Whitman seeks to be the “Poet of the Body and the poet of the Soul” whose “Speech is the twin of [his] vision…unequal to measure itself.” He draws on the inherent … of such binary divisions as body and soul, thoughts and words, but at the same time he tries to refract the meaning of division and distinction into final unity. Naturally this would seem to lead to difficulty and confusion, as a reader tries to follow a pattern of distinction and category within the poem but is continually denied it by virtue of the poem’s intent as well as its unstructured form.  Perhaps this difficulty is what Whitman was addressing at the poem’s close “Do I contradict myself?/ Very well then I contradict myself,/ (I am large, I contain multitudes.)

2 Responses to Song of Myself: Distinction and “Perpetual Transfer”

  1. clingempeelsa January 26, 2016 at 6:24 pm #

    I also think Whitman includes these contradictions on a purposeful basis. While his lens seems broad, it often narrows to speak of each individual. He likes to stand as the poet of the people and as an individual and an advocate for such. As he invites others to his table “equally set,” he highlights the expansive nature of his acceptance and of the America he represents. I think the manner in which Whitman characterizes himself as someone bound by contradictions better enables him to represent America in its diverseness. His ideologies become evident in the openness of his writing itself; both his writing style and his all-inconclusive nature paint him as a revolutionary figure and contribute to the notion that he serves as the quintessential American poet.

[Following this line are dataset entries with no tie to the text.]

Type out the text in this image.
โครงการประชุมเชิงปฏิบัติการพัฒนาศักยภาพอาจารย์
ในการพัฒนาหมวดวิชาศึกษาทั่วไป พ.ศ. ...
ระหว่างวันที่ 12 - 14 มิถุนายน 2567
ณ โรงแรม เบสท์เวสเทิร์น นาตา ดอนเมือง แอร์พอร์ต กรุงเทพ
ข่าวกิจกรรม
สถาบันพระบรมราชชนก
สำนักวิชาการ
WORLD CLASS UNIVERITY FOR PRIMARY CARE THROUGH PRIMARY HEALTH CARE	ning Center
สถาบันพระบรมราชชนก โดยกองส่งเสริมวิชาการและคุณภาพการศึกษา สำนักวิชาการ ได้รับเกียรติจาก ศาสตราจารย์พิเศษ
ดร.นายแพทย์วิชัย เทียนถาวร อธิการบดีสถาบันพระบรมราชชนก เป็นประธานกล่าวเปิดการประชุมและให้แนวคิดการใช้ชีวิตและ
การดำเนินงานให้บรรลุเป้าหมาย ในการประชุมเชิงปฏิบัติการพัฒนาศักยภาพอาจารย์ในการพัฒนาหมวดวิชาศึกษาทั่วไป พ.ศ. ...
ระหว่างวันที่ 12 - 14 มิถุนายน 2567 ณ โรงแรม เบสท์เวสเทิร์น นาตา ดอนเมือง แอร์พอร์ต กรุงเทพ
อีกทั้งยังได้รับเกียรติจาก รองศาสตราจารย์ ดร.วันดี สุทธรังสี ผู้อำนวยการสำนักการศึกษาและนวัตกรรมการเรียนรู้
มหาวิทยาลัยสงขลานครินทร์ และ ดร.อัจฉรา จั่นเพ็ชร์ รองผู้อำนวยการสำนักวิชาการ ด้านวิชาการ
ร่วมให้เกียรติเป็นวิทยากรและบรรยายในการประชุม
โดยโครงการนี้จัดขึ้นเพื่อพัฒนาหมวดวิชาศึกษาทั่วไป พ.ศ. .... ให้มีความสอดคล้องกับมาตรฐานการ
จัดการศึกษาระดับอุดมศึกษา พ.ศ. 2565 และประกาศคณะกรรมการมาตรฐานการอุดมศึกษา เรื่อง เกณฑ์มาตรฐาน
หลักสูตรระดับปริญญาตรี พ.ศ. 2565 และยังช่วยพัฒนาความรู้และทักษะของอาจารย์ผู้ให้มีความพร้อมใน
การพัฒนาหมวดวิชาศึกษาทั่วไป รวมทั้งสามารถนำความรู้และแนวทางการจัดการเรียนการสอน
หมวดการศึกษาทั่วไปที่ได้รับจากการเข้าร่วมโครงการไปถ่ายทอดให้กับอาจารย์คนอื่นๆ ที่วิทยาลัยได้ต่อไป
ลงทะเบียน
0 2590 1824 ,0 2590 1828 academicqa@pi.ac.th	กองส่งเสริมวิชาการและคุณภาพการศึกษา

  2. Prof VZ February 14, 2016 at 8:36 pm #

    I often have a similar experience, and I find critical readings of SOS that try to divide it neatly into certain moves or sections–as though it emerged from some governing generic structure–to be rather limiting. Whitman is a poet not of tangents. He’ll build half a house, and then abandon it for a walk in the woods, and then abandon that for some cosmic explorations among the journey-work o stars. He makes his way back home, eventually, but a poet of such diverse themes–life and death, past and future, soul and body, solitary self and other, and so on–can’t be neatly contained even in a the kind of sprawling poem that SOS is!